It break out at the first valid pfn, so it update first_deferred_pfn
once on the first valid pfn. Is my logic in code incorrect?

>
>> And here is the version if we want to count the number of valid pages.
>> 
>> 	for (pfn = start_pfn; pfn < enf_pfn; pfn++) {
>> 		if (!early_pfn_valid(pfn))
>> 			continue;
>> 		if (!early_pfn_in_nid(pfn, nid))
>> 			continue;
>> 		if (overlap_memmap_init(zone, &pfn))
>> 			continue;
>> 
>> 		if (++valid_pfns == PAGES_PER_SECTION)
>> 			break;
>> 	}
>> 
>
>Your break condition here is wrong.
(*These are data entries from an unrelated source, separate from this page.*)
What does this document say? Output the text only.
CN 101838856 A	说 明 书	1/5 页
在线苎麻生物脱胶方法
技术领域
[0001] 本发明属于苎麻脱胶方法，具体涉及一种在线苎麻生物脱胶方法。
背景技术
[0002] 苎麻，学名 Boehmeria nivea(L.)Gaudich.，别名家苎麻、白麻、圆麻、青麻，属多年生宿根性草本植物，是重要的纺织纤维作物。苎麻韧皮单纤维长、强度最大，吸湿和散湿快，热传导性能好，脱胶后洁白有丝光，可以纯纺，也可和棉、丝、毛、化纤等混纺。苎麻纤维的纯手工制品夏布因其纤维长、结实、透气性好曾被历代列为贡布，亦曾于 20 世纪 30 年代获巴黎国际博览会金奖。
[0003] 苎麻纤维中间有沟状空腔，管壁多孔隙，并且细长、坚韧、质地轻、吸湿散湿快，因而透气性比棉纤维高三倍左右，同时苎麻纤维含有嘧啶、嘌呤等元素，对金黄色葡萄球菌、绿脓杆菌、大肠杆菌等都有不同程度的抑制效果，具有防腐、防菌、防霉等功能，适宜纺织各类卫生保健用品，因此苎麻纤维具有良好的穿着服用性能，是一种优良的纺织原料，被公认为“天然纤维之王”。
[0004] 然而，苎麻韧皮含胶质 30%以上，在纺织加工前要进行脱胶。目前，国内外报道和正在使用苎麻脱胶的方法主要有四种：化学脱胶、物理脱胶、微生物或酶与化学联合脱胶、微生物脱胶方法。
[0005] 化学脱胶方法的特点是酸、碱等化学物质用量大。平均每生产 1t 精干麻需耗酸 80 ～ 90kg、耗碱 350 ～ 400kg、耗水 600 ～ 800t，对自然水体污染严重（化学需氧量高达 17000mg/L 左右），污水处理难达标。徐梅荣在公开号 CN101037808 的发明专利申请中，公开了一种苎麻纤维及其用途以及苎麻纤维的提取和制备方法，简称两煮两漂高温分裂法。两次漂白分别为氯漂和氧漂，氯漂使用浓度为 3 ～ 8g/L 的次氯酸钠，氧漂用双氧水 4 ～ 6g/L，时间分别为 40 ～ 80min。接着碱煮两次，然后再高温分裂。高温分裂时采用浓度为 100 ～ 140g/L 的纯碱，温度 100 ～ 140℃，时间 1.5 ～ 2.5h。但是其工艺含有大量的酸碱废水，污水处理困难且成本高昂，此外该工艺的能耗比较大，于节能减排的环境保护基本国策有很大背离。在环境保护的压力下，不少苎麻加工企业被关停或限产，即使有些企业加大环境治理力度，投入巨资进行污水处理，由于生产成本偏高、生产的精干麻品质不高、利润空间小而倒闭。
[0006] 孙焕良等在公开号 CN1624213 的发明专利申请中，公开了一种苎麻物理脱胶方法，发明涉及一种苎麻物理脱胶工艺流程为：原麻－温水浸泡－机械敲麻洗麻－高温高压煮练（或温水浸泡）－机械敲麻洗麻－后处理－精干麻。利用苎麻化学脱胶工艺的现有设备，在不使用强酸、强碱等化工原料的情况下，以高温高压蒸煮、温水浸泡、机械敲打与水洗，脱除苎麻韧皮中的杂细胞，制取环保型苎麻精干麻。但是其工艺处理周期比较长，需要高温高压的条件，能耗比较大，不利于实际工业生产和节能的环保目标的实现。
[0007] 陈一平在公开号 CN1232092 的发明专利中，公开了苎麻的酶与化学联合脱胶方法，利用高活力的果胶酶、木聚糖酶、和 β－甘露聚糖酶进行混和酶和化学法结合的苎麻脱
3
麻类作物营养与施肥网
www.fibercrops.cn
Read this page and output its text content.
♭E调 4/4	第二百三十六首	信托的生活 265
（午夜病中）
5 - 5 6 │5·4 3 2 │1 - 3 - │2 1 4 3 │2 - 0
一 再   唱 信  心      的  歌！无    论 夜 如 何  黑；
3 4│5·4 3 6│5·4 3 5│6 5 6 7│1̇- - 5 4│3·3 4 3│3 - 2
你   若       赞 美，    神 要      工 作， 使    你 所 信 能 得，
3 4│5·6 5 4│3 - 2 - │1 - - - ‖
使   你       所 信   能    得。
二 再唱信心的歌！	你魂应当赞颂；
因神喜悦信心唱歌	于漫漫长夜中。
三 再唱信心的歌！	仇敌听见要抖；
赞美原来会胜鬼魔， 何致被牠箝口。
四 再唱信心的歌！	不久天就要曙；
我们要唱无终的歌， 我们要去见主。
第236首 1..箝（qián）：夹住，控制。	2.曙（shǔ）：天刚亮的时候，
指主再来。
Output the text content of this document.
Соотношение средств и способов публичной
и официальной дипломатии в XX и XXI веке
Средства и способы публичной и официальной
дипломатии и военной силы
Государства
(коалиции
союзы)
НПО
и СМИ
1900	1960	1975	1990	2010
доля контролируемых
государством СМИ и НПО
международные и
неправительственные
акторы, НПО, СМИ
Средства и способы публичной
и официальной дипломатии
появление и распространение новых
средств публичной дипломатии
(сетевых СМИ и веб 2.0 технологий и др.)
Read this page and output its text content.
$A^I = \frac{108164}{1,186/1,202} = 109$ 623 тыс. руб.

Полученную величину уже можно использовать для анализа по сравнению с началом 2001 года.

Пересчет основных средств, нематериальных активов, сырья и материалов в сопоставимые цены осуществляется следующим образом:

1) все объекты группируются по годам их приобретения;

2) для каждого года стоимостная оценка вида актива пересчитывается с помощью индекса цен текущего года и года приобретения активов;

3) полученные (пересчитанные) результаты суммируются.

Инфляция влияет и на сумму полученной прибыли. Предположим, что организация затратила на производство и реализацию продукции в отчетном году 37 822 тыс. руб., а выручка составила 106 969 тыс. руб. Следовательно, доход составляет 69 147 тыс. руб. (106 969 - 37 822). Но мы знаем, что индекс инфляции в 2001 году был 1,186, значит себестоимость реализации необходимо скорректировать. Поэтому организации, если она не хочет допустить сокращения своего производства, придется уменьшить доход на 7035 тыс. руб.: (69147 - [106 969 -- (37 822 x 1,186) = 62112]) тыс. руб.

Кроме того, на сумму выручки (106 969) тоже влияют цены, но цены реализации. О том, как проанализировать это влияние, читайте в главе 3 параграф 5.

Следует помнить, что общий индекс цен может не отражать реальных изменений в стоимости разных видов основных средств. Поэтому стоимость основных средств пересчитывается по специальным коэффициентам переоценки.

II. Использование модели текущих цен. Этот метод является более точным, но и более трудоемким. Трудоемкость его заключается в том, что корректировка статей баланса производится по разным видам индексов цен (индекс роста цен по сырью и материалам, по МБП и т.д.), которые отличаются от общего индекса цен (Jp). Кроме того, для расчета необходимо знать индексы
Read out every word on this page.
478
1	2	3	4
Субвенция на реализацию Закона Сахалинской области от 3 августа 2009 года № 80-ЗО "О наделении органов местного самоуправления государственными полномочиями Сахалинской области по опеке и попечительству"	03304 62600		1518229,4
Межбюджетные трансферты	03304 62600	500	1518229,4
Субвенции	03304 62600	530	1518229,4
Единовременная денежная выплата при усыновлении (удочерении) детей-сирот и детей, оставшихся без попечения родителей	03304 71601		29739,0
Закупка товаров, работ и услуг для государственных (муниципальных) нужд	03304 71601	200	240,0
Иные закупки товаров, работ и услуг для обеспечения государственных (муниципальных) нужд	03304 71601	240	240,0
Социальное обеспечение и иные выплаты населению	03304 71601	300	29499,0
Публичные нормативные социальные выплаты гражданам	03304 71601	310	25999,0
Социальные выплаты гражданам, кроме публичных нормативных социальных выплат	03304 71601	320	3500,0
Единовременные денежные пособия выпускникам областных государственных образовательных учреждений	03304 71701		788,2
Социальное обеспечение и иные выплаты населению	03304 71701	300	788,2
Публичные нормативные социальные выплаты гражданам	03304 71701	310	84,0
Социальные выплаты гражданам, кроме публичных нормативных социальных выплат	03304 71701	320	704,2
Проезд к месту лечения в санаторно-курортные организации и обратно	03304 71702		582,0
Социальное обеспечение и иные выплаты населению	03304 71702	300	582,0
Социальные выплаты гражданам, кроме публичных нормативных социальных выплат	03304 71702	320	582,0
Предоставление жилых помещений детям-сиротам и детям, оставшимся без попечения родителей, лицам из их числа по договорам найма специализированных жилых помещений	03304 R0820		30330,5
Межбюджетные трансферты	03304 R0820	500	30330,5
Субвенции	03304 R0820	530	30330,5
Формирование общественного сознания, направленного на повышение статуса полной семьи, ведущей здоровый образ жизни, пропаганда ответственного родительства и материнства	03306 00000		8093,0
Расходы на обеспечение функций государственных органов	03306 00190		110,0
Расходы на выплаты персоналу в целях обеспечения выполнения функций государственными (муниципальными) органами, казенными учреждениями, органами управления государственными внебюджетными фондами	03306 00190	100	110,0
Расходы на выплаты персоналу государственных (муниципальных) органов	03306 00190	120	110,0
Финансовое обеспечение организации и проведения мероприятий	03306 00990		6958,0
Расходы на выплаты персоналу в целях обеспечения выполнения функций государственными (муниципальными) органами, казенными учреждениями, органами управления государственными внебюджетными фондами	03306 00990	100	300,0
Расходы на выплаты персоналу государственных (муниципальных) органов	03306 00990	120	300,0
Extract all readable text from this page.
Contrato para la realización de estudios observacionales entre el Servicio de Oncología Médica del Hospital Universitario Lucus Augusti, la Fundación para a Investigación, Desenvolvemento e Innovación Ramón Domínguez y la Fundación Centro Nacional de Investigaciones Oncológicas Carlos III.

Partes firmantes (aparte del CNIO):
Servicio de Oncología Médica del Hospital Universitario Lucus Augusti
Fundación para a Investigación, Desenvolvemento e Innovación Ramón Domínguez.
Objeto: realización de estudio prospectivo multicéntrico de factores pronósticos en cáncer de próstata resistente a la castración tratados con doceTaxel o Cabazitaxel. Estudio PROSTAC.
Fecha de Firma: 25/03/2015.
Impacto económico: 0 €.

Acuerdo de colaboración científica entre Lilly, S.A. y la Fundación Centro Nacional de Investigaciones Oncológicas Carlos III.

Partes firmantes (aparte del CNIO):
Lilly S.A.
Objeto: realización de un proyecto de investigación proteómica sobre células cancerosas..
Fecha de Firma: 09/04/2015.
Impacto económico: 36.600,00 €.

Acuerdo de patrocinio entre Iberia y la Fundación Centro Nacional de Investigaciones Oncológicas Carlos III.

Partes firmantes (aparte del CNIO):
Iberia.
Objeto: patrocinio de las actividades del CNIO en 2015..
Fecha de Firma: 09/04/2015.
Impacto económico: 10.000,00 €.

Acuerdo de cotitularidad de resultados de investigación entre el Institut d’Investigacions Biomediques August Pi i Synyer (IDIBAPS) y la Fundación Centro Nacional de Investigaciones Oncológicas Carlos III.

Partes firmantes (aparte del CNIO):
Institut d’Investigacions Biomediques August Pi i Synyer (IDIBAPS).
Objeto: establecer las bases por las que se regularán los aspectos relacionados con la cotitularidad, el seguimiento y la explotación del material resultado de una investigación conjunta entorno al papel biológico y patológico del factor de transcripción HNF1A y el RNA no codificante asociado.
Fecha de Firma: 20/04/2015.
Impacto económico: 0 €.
You don't want to break out if the number
>of valid_pfns is equal to PAGES_PER_SECTION, you want to break out if pfn is
>aligned to PAGES_PER_SECTION.
>
>> 	pfn = round_up(pfn + 1, PAGES_PER_SECTION);

Hmm... here it align pfn to PAGES_PER_SECTION. The loop above makes sure
there are one section pages initialized during bootup.

>> 
>> 	if (end_pfn > pfn) {
>> 		pgdat->first_deferred_pfn = pfn;
>> 		end_pfn = pfn;
>> 	}
>> 
>
>This is even more incorrect then the original patch.
>
>> > > Generally, my purpose in this patch is:
>> > > 
>> > > 1. Don't affect the initialisation for non defer init zones.
>> > >     Current code will call defer_init() for each pfn, no matter this pfn
>> > >     should be defer_init or not. By taking this out, we try to minimize
>> > >     the effect on the initialisation process.
>> > 
>> > So one problem with trying to pull out defer_init is that it contains
>> > the increment nr_initialized. At a minimum that logic should probably
>> > be pulled out and placed back where it was.
>> > 
>> > > 2. Iterate on less pfn for defer zone
>> > >     Current code will count on each pfn in defer zone. By roundup pfn
>> > >     directly, less calculation would be necessary. Defer init will handle
>> > >     the rest. Or if we really want at least PAGES_PER_SECTION pfn be
>> > >     initialized for defer zone, we can do the same math in defer_pfn().
>> > 
>> > So the general idea I was referring to above would be something like:
>> > for (pfn = start_pfn; pfn < end_pfn;) {
>> > 	t = ALIGN_DOWN(pfn + PAGES_PER_SECTION, PAGES_PER_SECTION);
>> > 	first_deferred_pfn = min(t, end_pfn);
>> > 	section_initialized = 0;
>> > 
>> > 	for (; pfn < first_deferred_pfn; pfn++) {
>> > 		struct page *page;
>> > 
>> > 		/* All or original checks here w/ continue */
>> > 
>> > 		/* all of the original page initialization stuff */
>> > 
>> > 		section_initialized++;
>> > 	}
>> > 
>> > 	/* Place all the original checks for deferred init here */
>> > 
>> > 	nr_initialized += section_initialized;
>> > 
>> > 	/* remaining checks for deferred init to see if we exit/break here */
>> > }
>> > 
>> > The general idea is the same as what you have stated. However with this
>> > approach we should be able to count the number of pages initialized and
>> > once per section we will either just drop the results stored in
>> > section_initialized, or we will add them to the initialized count and
>> > if it exceeds the needed value we could then break out of the loop.
>> > 
>> 
>> Yep, it looks we share similar idea. While I take the initialization
>> part out and just count the pfn ahead. And use this pfn for the loop.
>> 
>> Do you think I understand you correctly?
>> 
>
>There are two pieces to this. One is tracking the number of PFNs that you
>have initialized in a given section. We need to do that and the overhead
>should be pretty light since it is just an increment. It would probably be
>only one or two instructions manipulating a local variable, possibly even a
>register.
>

Yes, the effort to count for defer zone is not huge, while the function
defer_ini() will be called for each pfn in non-defer zone.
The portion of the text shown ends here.